So today, as with every Tuesday, I was back on campus less than 12 hours after I left it, because I have The Most Awful Schedule Ever for the Third Semester in a Row. That’s not news. And yes, most Tuesdays I end with me feeling depleted.
But I’m especially exhausted today because it was the Big Deadline for an internal grant for which I applied. I also had a couple of other things to apply for internally – one by the end of the week and one by next Monday, so I bit the bullet and completed all three applications (which all required just slightly different information and formats, so it was a total pain in the ass) today. Depleted doesn’t begin to cover it.
The Big Grant application I’ve been working on for a couple of weeks. And I’m in no way certain of getting it, even though I was very diligent in formulating the application and making sure I hit all of the items on the rubric that they use to evaluate it. (Side note: it is SO MUCH BETTER, if more time intensive, now that The Committee that Decides on Internal Grants actually explains what the application requires, what projects can be funded through this grant, and what criteria are used in evaluation. When I first arrived 10 years ago, there was little to no concrete guidance about what the applications should include, which was… problematic.) But anyway, even with that diligence and investment of time, why am I unsure about my prospects? Well, first off, people in The Humanities rarely get this particular award. I’m not sure if it’s because people don’t apply or if it’s because they don’t understand how to write grant applications or if it’s because there is a gigantic bias against research in the humanities because my colleagues across campus don’t understand it or value it. Probably some combination of the three.
But I had an idea for the Big Grant (by big I’m just referring to the application in relation to the other stuff I applied for – it will give me personally no actual money, but if I get it then it will pay for some software/work that will buy me time, which would be grand) that I thought I could sell to people outside the humanities, which they would understand as research and not “clerical work” (which let’s note constitutes a lot of what “research” in the humanities involves but no level of explanation seems to penetrate the brains of my colleagues outside of my discipline or the brains of my administration, who value research involving labs and co-authors much more highly than they value the kind of stuff that people in single-author fields do). So I feel like I’ve got a 50/50 shot. But if I get it, then I will totally write about it here and tell every single colleague who cares in the humanities in my institution about it, because I might have discovered the One True Way to get access to this money. Maybe. But it definitely ain’t a sure thing.
And then I submitted another application for professional development money from my College, which I think has a pretty good shot, depending. Depending on what? Depending on how many people apply. Because I got this money last year, and I can imagine them denying me if there were first time applicants in the pool if there were more applicants than there was money.
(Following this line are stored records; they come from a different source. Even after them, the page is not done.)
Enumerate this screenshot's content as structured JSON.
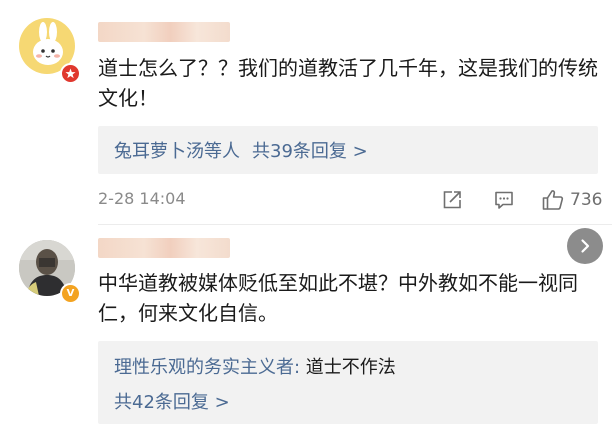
{
  "colors": {
    "link": "#4b6a93",
    "meta": "#8a8a8a",
    "reply_bg": "#f2f2f2",
    "badge_red": "#e0382e",
    "badge_orange": "#f3a321"
  },
  "comments": [
    {
      "username": "",
      "avatar_icon": "cartoon-rabbit-avatar",
      "badge_icon": "star-badge-icon",
      "text": "道士怎么了？？我们的道教活了几千年，这是我们的传统文化！",
      "replies": {
        "names": "兔耳萝卜汤等人",
        "count_label": "共39条回复 >"
      },
      "timestamp": "2-28 14:04",
      "actions": {
        "share_icon": "share-icon",
        "comment_icon": "comment-icon",
        "like_icon": "thumbs-up-icon",
        "likes": "736"
      }
    },
    {
      "username": "",
      "avatar_icon": "photo-avatar",
      "badge_icon": "verified-v-badge-icon",
      "badge_text": "V",
      "text": "中华道教被媒体贬低至如此不堪？中外教如不能一视同仁，何来文化自信。",
      "replies": {
        "preview_author": "理性乐观的务实主义者:",
        "preview_text": " 道士不作法",
        "count_label": "共42条回复 >"
      }
    }
  ],
  "nav": {
    "next_icon": "chevron-right-icon"
  }
}
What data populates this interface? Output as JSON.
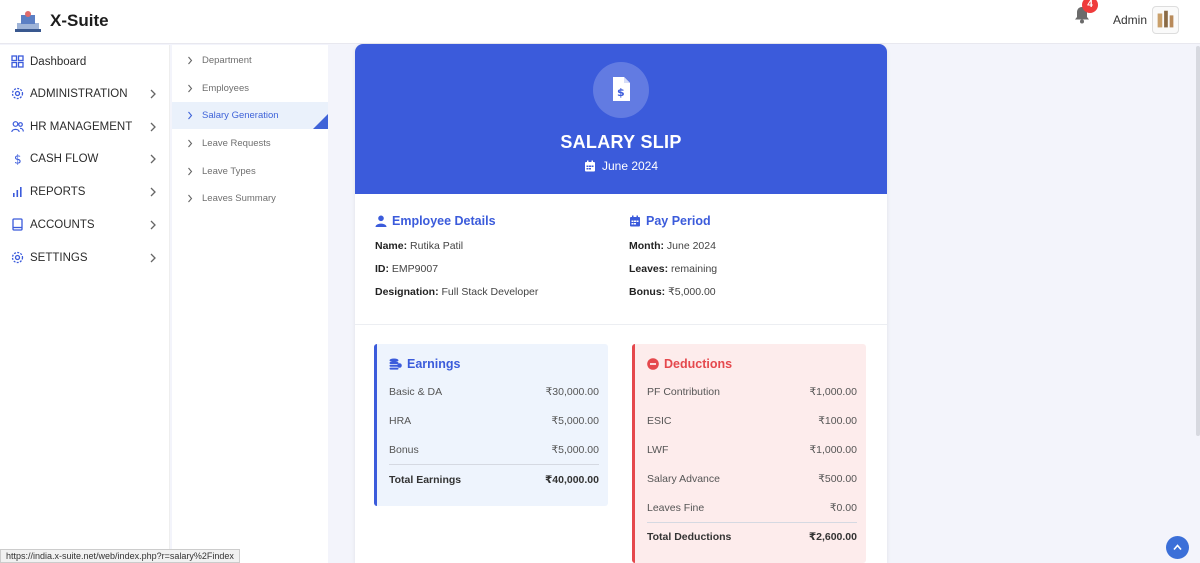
{
  "app": {
    "title": "X-Suite"
  },
  "header": {
    "notification_count": "4",
    "user_label": "Admin"
  },
  "sidebar": {
    "items": [
      {
        "label": "Dashboard",
        "icon": "grid-icon"
      },
      {
        "label": "ADMINISTRATION",
        "icon": "gear-icon"
      },
      {
        "label": "HR MANAGEMENT",
        "icon": "users-icon"
      },
      {
        "label": "CASH FLOW",
        "icon": "dollar-icon"
      },
      {
        "label": "REPORTS",
        "icon": "bar-chart-icon"
      },
      {
        "label": "ACCOUNTS",
        "icon": "book-icon"
      },
      {
        "label": "SETTINGS",
        "icon": "gear-icon"
      }
    ]
  },
  "submenu": {
    "items": [
      {
        "label": "Department"
      },
      {
        "label": "Employees"
      },
      {
        "label": "Salary Generation",
        "active": true
      },
      {
        "label": "Leave Requests"
      },
      {
        "label": "Leave Types"
      },
      {
        "label": "Leaves Summary"
      }
    ]
  },
  "slip": {
    "title": "SALARY SLIP",
    "period_label": "June 2024",
    "employee": {
      "heading": "Employee Details",
      "name_key": "Name:",
      "name_value": "Rutika Patil",
      "id_key": "ID:",
      "id_value": "EMP9007",
      "designation_key": "Designation:",
      "designation_value": "Full Stack Developer"
    },
    "pay_period": {
      "heading": "Pay Period",
      "month_key": "Month:",
      "month_value": "June 2024",
      "leaves_key": "Leaves:",
      "leaves_value": "remaining",
      "bonus_key": "Bonus:",
      "bonus_value": "₹5,000.00"
    },
    "earnings": {
      "heading": "Earnings",
      "rows": [
        {
          "label": "Basic & DA",
          "value": "₹30,000.00"
        },
        {
          "label": "HRA",
          "value": "₹5,000.00"
        },
        {
          "label": "Bonus",
          "value": "₹5,000.00"
        }
      ],
      "total_label": "Total Earnings",
      "total_value": "₹40,000.00"
    },
    "deductions": {
      "heading": "Deductions",
      "rows": [
        {
          "label": "PF Contribution",
          "value": "₹1,000.00"
        },
        {
          "label": "ESIC",
          "value": "₹100.00"
        },
        {
          "label": "LWF",
          "value": "₹1,000.00"
        },
        {
          "label": "Salary Advance",
          "value": "₹500.00"
        },
        {
          "label": "Leaves Fine",
          "value": "₹0.00"
        }
      ],
      "total_label": "Total Deductions",
      "total_value": "₹2,600.00"
    }
  },
  "status_bar": {
    "url": "https://india.x-suite.net/web/index.php?r=salary%2Findex"
  },
  "colors": {
    "primary": "#3b5bdb",
    "danger": "#e5484d",
    "earnings_bg": "#eef4fd",
    "deductions_bg": "#fdecec"
  }
}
And then I submitted an application for a course release, which I’m about 99 percent sure I will not receive, mainly because the only reason I was “allowed” to submit the request was because a colleague of mine was told by the provost to submit one, and my chair (kudos to my new chair!) wanted to be equitable and open up the opportunity to others who had expressed interest. See, my dean has basically said to the chairs (“basically” meaning that all of this has happened not as a policy matter that is in writing but rather as an ad hoc thing he has “told” them and they’ve gone along with since 2010) that course releases for anything other than administrative purposes won’t be considered. Because, you know, he can’t be bothered to read and to reject applications for release time for other things, I guess. On the one hand, this is about the budget, and I get it. On the other hand, how are you going to fight for more money in the budget if you have no clue what faculty are doing and you have no evidence that more resources are needed? (Note: course releases are available for research in other colleges at my institution). My dean is “stepping up” to faculty after this academic year (don’t you love that euphemism?). I’ll let you infer how I feel about that.
So basically I invested about 20 hours of time in composing applications for institutional support for my research, support that would ultimately benefit my institution in a host of ways – student success, getting a woman in my department fully promoted, institutional reputation – and I might end up with nothing for those efforts. But hey, you can’t get support if you don’t ask for it. And you can’t bitch legitimately if you don’t get denied the support that you need.
All this work isn’t for nothing, even if none of it works out. It’s prepared me for external grant applications for next year, and it’s got me started thinking in a systematic way about my THIRD book project (even though I’m not done with the second one). This is all good. And it’s also good to do these things because it makes me recognize the quality of my ideas and the high esteem in which my work is regarded outside of my institution, mainly because such applications require you to self-promote.
That said? I am exceptionally pleased that I don’t need to write anything for a while that waxes poetic about how important I am. I hate this fucking genre, though apparently I’ve gotten a hell of a lot better at doing it in the 10 years I’ve been on the tenure-track. And I’m feeling satisfied, because even if I don’t get diddly from all of this effort, at least I know that I’ve communicated what I am doing and the value of what I am doing without apology. I’d rather dare them to say no than anticipate rejection and fail to try.